For all the precision in separating Voynich A from Voynich B, there are holes in the record that no amount of statistical analysis can close. This section collects the evidentiary gaps that block a clean conclusion.

No Colophon or Work Notes: There is no scribal note to explain who worked on the book or why the script shifted from one mode to another. Medieval manuscripts often carry a colophon at the end, where a scribe would record their name, date, or patron. The Voynich has none.

No Bilingual Key: With Egyptian hieroglyphs, the Rosetta Stone gave scholars a parallel Greek text to work from. No such text exists for the Voynich. Neither Voynich A nor B can yet be tied to any known language.

Uncertain Original Page Order: The book has been rebound. The current page order may not be the original, and that matters when trying to track the A-to-B transition.

Missing Folios: At least fourteen folios are missing, some from likely transition points between sections. They may have contained key evidence, but we cannot recover what is gone.

No Forensic Differences: Ink and parchment analysis shows the same production across A and B. The pigments, handwriting tools, and vellum batches all point to one workshop. The schism lies in the writing itself, not in its materials.

The Text is Unreadable: The sharpest problem remains: we cannot read a single word. Without knowing if A and B encode different languages, or if they are two cipher modes for the same underlying text, every theory rests on patterns, not meaning.

Why the A/B Split Remains Unsolved

Starting Point

What is the origin of the two distinct dialects, Voynich A and Voynich B?

Avenue 1: Textual Analysis

Attempt to translate the dialects or find a linguistic relationship between them.

Blockage

Dead End: No Bilingual Key. The text remains unreadable. Without a translation, we cannot determine if A and B encode different languages, are cipher variants, or serve different functions.

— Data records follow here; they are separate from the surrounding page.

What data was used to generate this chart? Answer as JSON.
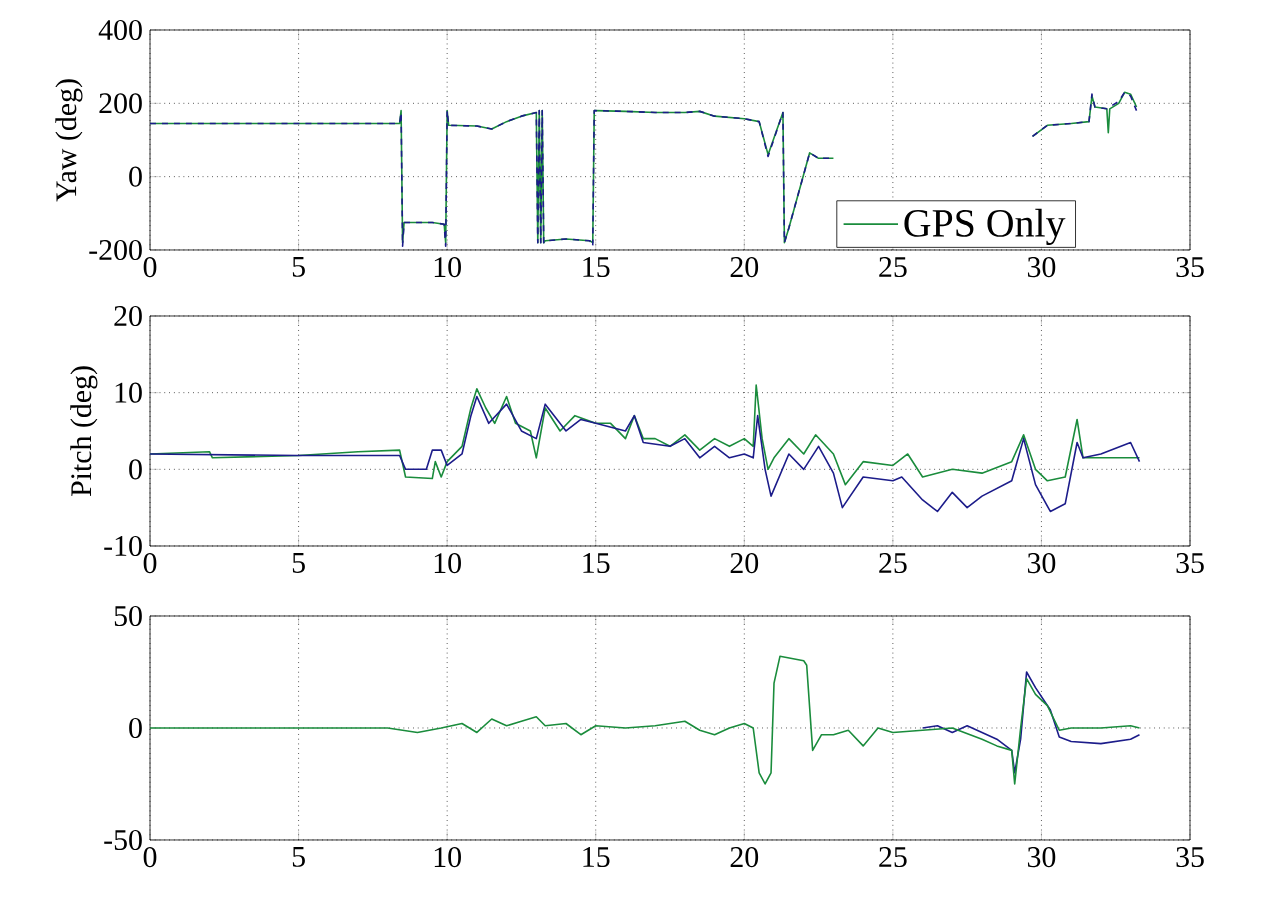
{
  "chart_data": [
    {
      "type": "line",
      "ylabel": "Yaw (deg)",
      "xlim": [
        0,
        35
      ],
      "ylim": [
        -200,
        400
      ],
      "xticks": [
        0,
        5,
        10,
        15,
        20,
        25,
        30,
        35
      ],
      "yticks": [
        -200,
        0,
        200,
        400
      ],
      "grid": true,
      "legend": "bottom right",
      "series": [
        {
          "name": "GPS Only",
          "color": "#1a8c3c",
          "line_style": "solid",
          "x": [
            0,
            8.4,
            8.45,
            8.5,
            8.55,
            9.5,
            9.9,
            9.95,
            10.0,
            10.05,
            11,
            11.5,
            12,
            12.5,
            13.0,
            13.05,
            13.1,
            13.15,
            13.2,
            13.25,
            13.3,
            14,
            14.8,
            14.9,
            14.95,
            15.0,
            16,
            17,
            18,
            18.5,
            19,
            20,
            20.5,
            20.8,
            21.3,
            21.35,
            21.5,
            22.2,
            22.5,
            23.0,
            26,
            29.7,
            30.2,
            31,
            31.6,
            31.7,
            31.8,
            32.2,
            32.25,
            32.3,
            32.6,
            32.8,
            33.0,
            33.2
          ],
          "values": [
            145,
            145,
            180,
            -180,
            -125,
            -125,
            -130,
            -180,
            180,
            140,
            138,
            130,
            150,
            165,
            175,
            -180,
            180,
            -180,
            180,
            -180,
            -175,
            -170,
            -175,
            -180,
            180,
            180,
            178,
            175,
            175,
            178,
            165,
            158,
            150,
            60,
            175,
            -180,
            -140,
            65,
            50,
            50,
            null,
            110,
            140,
            145,
            150,
            220,
            190,
            185,
            120,
            185,
            200,
            230,
            225,
            190
          ]
        },
        {
          "color": "#1c1c8a",
          "line_style": "dashed",
          "x": [
            0,
            8.4,
            8.45,
            8.5,
            8.55,
            9.5,
            9.9,
            9.95,
            10.0,
            10.05,
            11,
            11.5,
            12,
            12.5,
            13.0,
            13.05,
            13.1,
            13.15,
            13.2,
            13.25,
            13.3,
            14,
            14.8,
            14.9,
            14.95,
            15.0,
            16,
            17,
            18,
            18.5,
            19,
            20,
            20.5,
            20.8,
            21.3,
            21.35,
            21.5,
            22.2,
            22.5,
            23.0,
            26,
            29.7,
            30.2,
            31,
            31.6,
            31.7,
            31.8,
            32.2,
            32.6,
            32.8,
            33.0,
            33.2
          ],
          "values": [
            145,
            145,
            175,
            -190,
            -125,
            -125,
            -130,
            -190,
            180,
            140,
            138,
            130,
            150,
            165,
            175,
            -180,
            180,
            -180,
            180,
            -180,
            -175,
            -170,
            -175,
            -190,
            180,
            180,
            178,
            175,
            175,
            178,
            165,
            158,
            150,
            55,
            175,
            -180,
            -140,
            65,
            50,
            50,
            null,
            110,
            140,
            145,
            150,
            225,
            190,
            185,
            205,
            230,
            220,
            180
          ]
        }
      ]
    },
    {
      "type": "line",
      "ylabel": "Pitch (deg)",
      "xlim": [
        0,
        35
      ],
      "ylim": [
        -10,
        20
      ],
      "xticks": [
        0,
        5,
        10,
        15,
        20,
        25,
        30,
        35
      ],
      "yticks": [
        -10,
        0,
        10,
        20
      ],
      "grid": true,
      "series": [
        {
          "color": "#1a8c3c",
          "x": [
            0,
            2,
            2.1,
            5,
            7,
            8.4,
            8.6,
            9.5,
            9.6,
            9.8,
            10,
            10.5,
            10.8,
            11,
            11.3,
            11.6,
            12,
            12.3,
            12.8,
            13,
            13.3,
            13.8,
            14.3,
            15,
            15.5,
            16,
            16.3,
            16.6,
            17,
            17.5,
            18,
            18.5,
            19,
            19.5,
            20,
            20.3,
            20.4,
            20.6,
            20.8,
            21,
            21.5,
            22,
            22.4,
            23,
            23.4,
            24,
            25,
            25.5,
            26,
            27,
            28,
            29,
            29.4,
            29.8,
            30.2,
            30.8,
            31.2,
            31.4,
            32,
            33,
            33.3
          ],
          "values": [
            2,
            2.3,
            1.5,
            1.8,
            2.3,
            2.5,
            -1,
            -1.2,
            1,
            -1,
            1,
            3,
            8,
            10.5,
            8,
            6,
            9.5,
            6,
            5,
            1.5,
            8,
            5,
            7,
            6,
            6,
            4,
            7,
            4,
            4,
            3,
            4.5,
            2.5,
            4,
            3,
            4,
            3,
            11,
            4,
            0,
            1.5,
            4,
            2,
            4.5,
            2,
            -2,
            1,
            0.5,
            2,
            -1,
            0,
            -0.5,
            1,
            4.5,
            0,
            -1.5,
            -1,
            6.5,
            1.5,
            1.5,
            1.5,
            1.5
          ]
        },
        {
          "color": "#1c1c8a",
          "x": [
            0,
            5,
            8.4,
            8.6,
            9.3,
            9.5,
            9.8,
            10,
            10.5,
            10.8,
            11,
            11.4,
            12,
            12.5,
            13,
            13.3,
            14,
            14.5,
            15,
            16,
            16.3,
            16.6,
            17.5,
            18,
            18.5,
            19,
            19.5,
            20,
            20.3,
            20.45,
            20.7,
            20.9,
            21.5,
            22,
            22.5,
            23,
            23.3,
            24,
            25,
            25.3,
            26,
            26.5,
            27,
            27.5,
            28,
            29,
            29.4,
            29.8,
            30.3,
            30.8,
            31.2,
            31.4,
            32,
            33,
            33.3
          ],
          "values": [
            2,
            1.8,
            1.8,
            0,
            0,
            2.5,
            2.5,
            0.5,
            2,
            7,
            9.5,
            6,
            8.5,
            5,
            4,
            8.5,
            5,
            6.5,
            6,
            5,
            7,
            3.5,
            3,
            4,
            1.5,
            3,
            1.5,
            2,
            1.5,
            7,
            0,
            -3.5,
            2,
            0,
            3,
            -0.5,
            -5,
            -1,
            -1.5,
            -1,
            -4,
            -5.5,
            -3,
            -5,
            -3.5,
            -1.5,
            4,
            -2,
            -5.5,
            -4.5,
            3.5,
            1.5,
            2,
            3.5,
            1
          ]
        }
      ]
    },
    {
      "type": "line",
      "xlim": [
        0,
        35
      ],
      "ylim": [
        -50,
        50
      ],
      "xticks": [
        0,
        5,
        10,
        15,
        20,
        25,
        30,
        35
      ],
      "yticks": [
        -50,
        0,
        50
      ],
      "grid": true,
      "series": [
        {
          "color": "#1c1c8a",
          "x": [
            26,
            26.5,
            27,
            27.5,
            28,
            28.5,
            29,
            29.1,
            29.3,
            29.5,
            29.8,
            30.3,
            30.6,
            31,
            32,
            33,
            33.3
          ],
          "values": [
            0,
            1,
            -2,
            1,
            -2,
            -5,
            -10,
            -20,
            -5,
            25,
            18,
            8,
            -4,
            -6,
            -7,
            -5,
            -3
          ]
        },
        {
          "color": "#1a8c3c",
          "x": [
            0,
            8,
            9,
            9.8,
            10.5,
            11,
            11.5,
            12,
            12.5,
            13,
            13.3,
            14,
            14.5,
            15,
            16,
            17,
            18,
            18.5,
            19,
            19.5,
            20,
            20.3,
            20.5,
            20.7,
            20.9,
            21,
            21.2,
            22,
            22.1,
            22.3,
            22.6,
            23,
            23.5,
            24,
            24.5,
            25,
            26,
            27,
            28,
            28.5,
            29,
            29.1,
            29.3,
            29.5,
            29.8,
            30.2,
            30.6,
            31,
            32,
            33,
            33.3
          ],
          "values": [
            0,
            0,
            -2,
            0,
            2,
            -2,
            4,
            1,
            3,
            5,
            1,
            2,
            -3,
            1,
            0,
            1,
            3,
            -1,
            -3,
            0,
            2,
            0,
            -20,
            -25,
            -20,
            20,
            32,
            30,
            28,
            -10,
            -3,
            -3,
            -1,
            -8,
            0,
            -2,
            -1,
            0,
            -5,
            -8,
            -10,
            -25,
            0,
            22,
            15,
            10,
            -1,
            0,
            0,
            1,
            0
          ]
        }
      ]
    }
  ]
}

Avenue 2: Physical Analysis

Reconstruct the original page order to understand how and when the transition from A to B occurred.

Blockage

Dead End: Uncertain Page Order & Missing Folios. Historical rebinding has shuffled the bifolia, and at least 14 folios are missing from critical transition points. The original sequence is lost.

Conclusion

All investigative paths are blocked by fundamental gaps in the evidence. The 'why' behind the A/B split cannot be resolved with the current record.

Sources

Sources include: Prescott Currier’s declassified NSA presentation on the A/B split (1976); the extensive collation data, language pages, and transcription resources curated by Rene Zandbergen; palaeographic work by Dr Lisa Fagin Davis identifying five distinct hands and analysing the manuscript’s construction; the Yale Beinecke Library’s digital collection and catalogue entry for MS 408; and published computational analyses of word co-occurrence and vocabulary asymmetry.

What we still do not know

  • What the text encodes: natural language, a cipher with rule changes, or a generative system with no plaintext. No translation exists.
  • Whether a clean A→B transition point exists within a single writing unit. All observed switches so far occur at folio or bifolium level.
  • How much of the split survives across different transcription schemes when run on identical page sets.
  • Whether the present interleaving is mostly a rebinding artefact or whether some alternation reflects the original working order.
  • Who trained whom: a master-apprentice pattern would fit the vocabulary asymmetry but has no documentary support.
  • The role of the minor hands: whether Scribes 3, 4, and 5 are purer forms of A or B, transitional writers, or late additions to the project.